Thursday, May 17, 2007

Forgotten but Not Gone

My semester is over.
Okay, it's not over. I still have one make-up to administer, then correct; another make-up to correct; and I have [x] students who will be completing the semester before the university's No-Really-Now-You-Have-To-Be-Finished date.
My subject is one that allows for multiple choice exams, and the university structure is such that encourages them. Plus, I find them helpful. There's a right answer and three or four wrong ones. If you pick the right answer, you win! the point; if you don't, you lose it. Why do I like this? Because there is no room for a student to say "You just didn't like me, that's why I have such a low grade," and there is no opportunity for me to say, even unconsciously, "Well, I do feel sorry for this person, I'll just grade them lightly." It's fair to everyone.
And yet I've spent the last week fielding requests for a better grade. "I'm so close, can you just...?"
I think my favorite is the person who threw in every single possible sob story you've heard or seen on blogs -- except illness -- into why s/he should get a better grade. This student came to meet with me after all the in-class exams had been administered, ostensibly for help, but said as s/he was leaving "Well, I just wanted you to meet me."
Oh, wait; maybe my favorite person was the one who demanded that I produce evidence that my grading system was comperable to the rest of the departments' grading. Because I'm the one who's supposed to run around and do all kinds of extra work to defend myself -- to the person who failed every exam and never came for extra help.
Did I mention I'm frustrated?
See, my university is a state university; while somewhere between a few to several of the graduate programs are among the best in the country, the undergraduate pool comes almost exclusively from in-state -- and therefore is highly non-competitive. I am well aware that there are good students here. We even have brilliant ones: one undergraduate alum went onto graduate school in a humanities subject, and landed a job straight out of graduate school with one of the most prestigious universities for that subject in the country. But such students are rare.
I love teaching: I love the expounding, but I also love helping people understand things, and I would love to inspire people with the love of understanding things too. But 95% of my feedback is from people who don't care about the subject, about learning, about curiosity.
So I'm frustrated.

4 Comments:

Anonymous Anonymous said...

Heh, that just happened for an undergrad alum of your school in my field -- are we talking about the same guy?

Are your courses like the intro ones in my ex-dept, where they are carefully crafted to fit into one of the subject matters all undergrads take while being easier than, say, math or first year Chinese?

And you're back blogging!
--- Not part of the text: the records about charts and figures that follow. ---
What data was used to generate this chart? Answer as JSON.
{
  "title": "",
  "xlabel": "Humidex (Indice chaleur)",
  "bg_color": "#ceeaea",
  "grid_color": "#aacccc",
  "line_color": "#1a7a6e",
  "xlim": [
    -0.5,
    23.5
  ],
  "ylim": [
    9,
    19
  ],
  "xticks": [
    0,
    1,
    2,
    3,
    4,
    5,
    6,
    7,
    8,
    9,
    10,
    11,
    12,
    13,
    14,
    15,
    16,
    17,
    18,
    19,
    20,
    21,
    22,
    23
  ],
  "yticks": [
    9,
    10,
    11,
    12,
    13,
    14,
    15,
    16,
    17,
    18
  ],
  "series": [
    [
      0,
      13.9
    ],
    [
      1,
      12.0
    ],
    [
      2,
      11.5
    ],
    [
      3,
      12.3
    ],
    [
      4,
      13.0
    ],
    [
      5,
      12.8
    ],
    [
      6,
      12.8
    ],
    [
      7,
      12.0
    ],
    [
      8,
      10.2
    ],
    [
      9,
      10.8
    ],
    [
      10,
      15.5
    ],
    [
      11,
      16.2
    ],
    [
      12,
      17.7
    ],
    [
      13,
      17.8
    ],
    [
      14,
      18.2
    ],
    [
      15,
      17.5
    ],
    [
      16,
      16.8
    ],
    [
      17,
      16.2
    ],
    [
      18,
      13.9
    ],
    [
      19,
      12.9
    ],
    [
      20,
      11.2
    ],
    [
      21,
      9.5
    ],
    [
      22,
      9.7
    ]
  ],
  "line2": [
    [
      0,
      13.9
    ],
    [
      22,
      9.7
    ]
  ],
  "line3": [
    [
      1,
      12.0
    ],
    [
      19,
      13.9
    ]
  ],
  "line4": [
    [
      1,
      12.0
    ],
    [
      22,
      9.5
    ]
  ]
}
Hi.

10:49 AM EST  
Blogger ceresina said...

No - so there's another one! I do, I know they're out there, they're just-- very quiet.

And no, our 101 courses are fairly uncrafted & required for the major. (I think your ex-department's aren't?) I'd have been a much worse professor if they had to be crafted like that.

And thanks! it's nice to be back!

11:10 AM EST  
Anonymous Anonymous said...

Two! Unbelievable.

Actually, I know this entirely because someone from your school in my field (as a grad student) applied for the same job (= prob the most prestigious job in this subfield, at all, anywhere) and since I dislike this person, I was overjoyed that someone else got the job.

I'm not a bitch though. Honest.

It looks weird as anything when I have my undergrad from "Harvard of the North" and grad from elsewhere, though.

I think the course descriptions are crafted, not the courses. I mean, it's not hard to discuss languages other than English or maybe European languages in a linguistics course. And poof! You have "world views" or whatever it's called.

4:41 PM EST  
Anonymous Anonymous said...

your mindset at the end of the semester was so similar to mine!!

i wrote up some feedback forms for my students, as we don't get ANY feedback from the dept otherwise. as most were non-science majors coming into the class, i was under the delusion that i could/would convert a few through spectacular, glittering teaching.

ONE student wrote something about 'it was better than i thought', but it might as well have been punctuated with 'but my expectations/interest were so low, the only possible direction to go was up'

so good for you, for caring and trying and using your time/energy to talk to the students who you probably won't see again. that is one of the most impt roles of a teacher, and the hallmark of a good one.